Here is the point: I am calling for us to connect with one another in the spirit of compassion and collaboration rather than competition. It is our base instinct to compete—to assess who is above us and who is inferior to us. But that instinct is a primitive one. In order to allow our divine soul to shine, we must establish a true connection—one which is at the center of togetherness and the core of a kinder and gentler society—the kind Mr. Gladwell had in mind. It all starts with the quality of our interpersonal relationships.

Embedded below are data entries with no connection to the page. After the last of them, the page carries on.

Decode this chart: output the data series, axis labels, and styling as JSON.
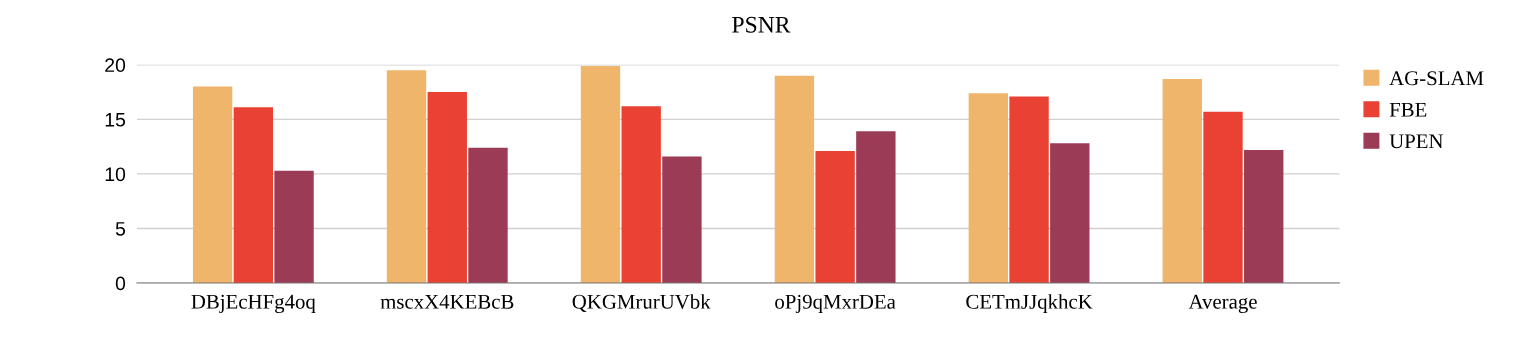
{
  "chart_data": {
    "type": "bar",
    "title": "PSNR",
    "categories": [
      "DBjEcHFg4oq",
      "mscxX4KEBcB",
      "QKGMrurUVbk",
      "oPj9qMxrDEa",
      "CETmJJqkhcK",
      "Average"
    ],
    "series": [
      {
        "name": "AG-SLAM",
        "color": "#eeb56b",
        "values": [
          18.0,
          19.5,
          19.9,
          19.0,
          17.4,
          18.7
        ]
      },
      {
        "name": "FBE",
        "color": "#e94235",
        "values": [
          16.1,
          17.5,
          16.2,
          12.1,
          17.1,
          15.7
        ]
      },
      {
        "name": "UPEN",
        "color": "#9b3b55",
        "values": [
          10.3,
          12.4,
          11.6,
          13.9,
          12.8,
          12.2
        ]
      }
    ],
    "ylim": [
      0,
      20
    ],
    "yticks": [
      0,
      5,
      10,
      15,
      20
    ],
    "grid": "y",
    "legend": "top right"
  }
}
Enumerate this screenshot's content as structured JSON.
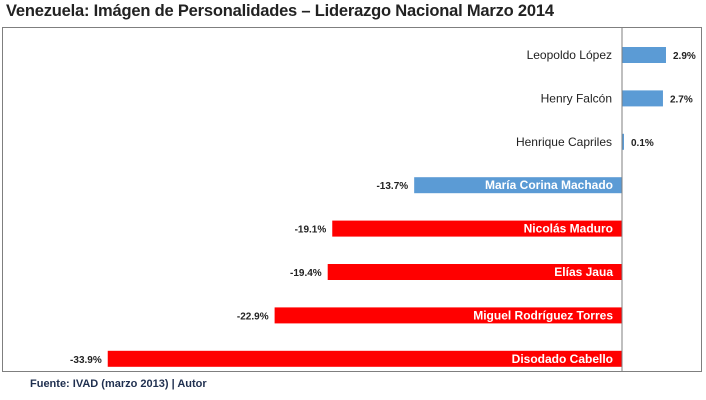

Do you want stronger relationships? Then you might want to adopt these 7 approaches whether meeting someone for the first time or fellowshipping with friends and family.
1. Question your motives
Would you have chosen a particular school, vacation, leisure activity, partner, place to live, or job (for examples) if you could never share the fact with anyone; if it were forever a secret with you? Or, was a significant part of your motivation, so that others could know about it? You must be brutally honest here, before even thinking about bringing something up in conversations. Because if you are truly excited about something, then by all means share it so that someone else might benefit from your experience. But if there is even an inkling that by bringing it up you present yourself as more popular, richer, smarter, more confident than someone else, then don’t ask/don’t tell.
2. Master small talk
Small talk gets a bad name. But in fact, small talk avoids the tit-for-tat conversation that is at the heart of competition between people. With small talk, there is no pressure to come back with a vacation story to surpass the one you just heard. It often breaks the ice and allows people to connect on common ground. So discuss the weather, sports, what's your favorite recipe.
3. Ask and tell about emotions
Make it common practice to ask how someone feels about certain current events or events in their life. Tell them how you feel about the same. Be careful not to start a debate as that will quickly deteriorate into a competition. Share for the sole purpose of connection and not in an attempt to win an argument.
4. Discuss politics and religion
Commonly these are taboo topics; however, they can be rich for discussion and connection. Granted, not everyone with whom you connect will have read this blog, so there may be much judgment (on their part). As long as you don’t judge, you can change the subject if the discussion starts developing into an argument. Agreeing to disagree is healthy and in the spirit of true collaboration.
5. Be silly and vulnerable
Nothing makes people more comfortable with you than allowing yourself to be vulnerable. Joke around, be light, and occasionally even self-deprecating (but not at the expense of self-respect).
6. Be a person
Often people feel uncomfortable in social situations, even parties. Why that is has to do with our primitive brain detecting a gathering of people as potential competitors, or even hostiles. Therefore, that brain may cause us to present ourselves in a powerful light. That is when we may feel the need to blurt out that we are a doctor, master carpenter, president of the PTA, or rich Wall Street exec. Remember to be a person, not your job. Instead marvel at the wonders of nature or the last inspiring book, movie, or television show you saw.
7. Be real
All of us have experienced challenges, disappointments, stresses, and pain. Additionally, in our quietest moments, we have many questions about the meaning of life, the world, our very purpose. Authentic relationships are built upon our experiences and these questions. Don’t pretend that you are any different; in other words, be real. One way to start being real is by adopting a don’t ask/don’t tell policy toward many of the material aspects of life. By doing so, not only will you establish newer, stronger, and genuine relationships, but you will play a vital role in creating a kinder and gentler society.
Don’t ask/Don’t tell can go a long way on a smaller scale, from enhancing simple conversations to strengthening the foundation of our interpersonal relationships. But, as this ripple effect spreads, I can only imagine the wonderfully powerful influence it would have on creating a kinder and gentler society.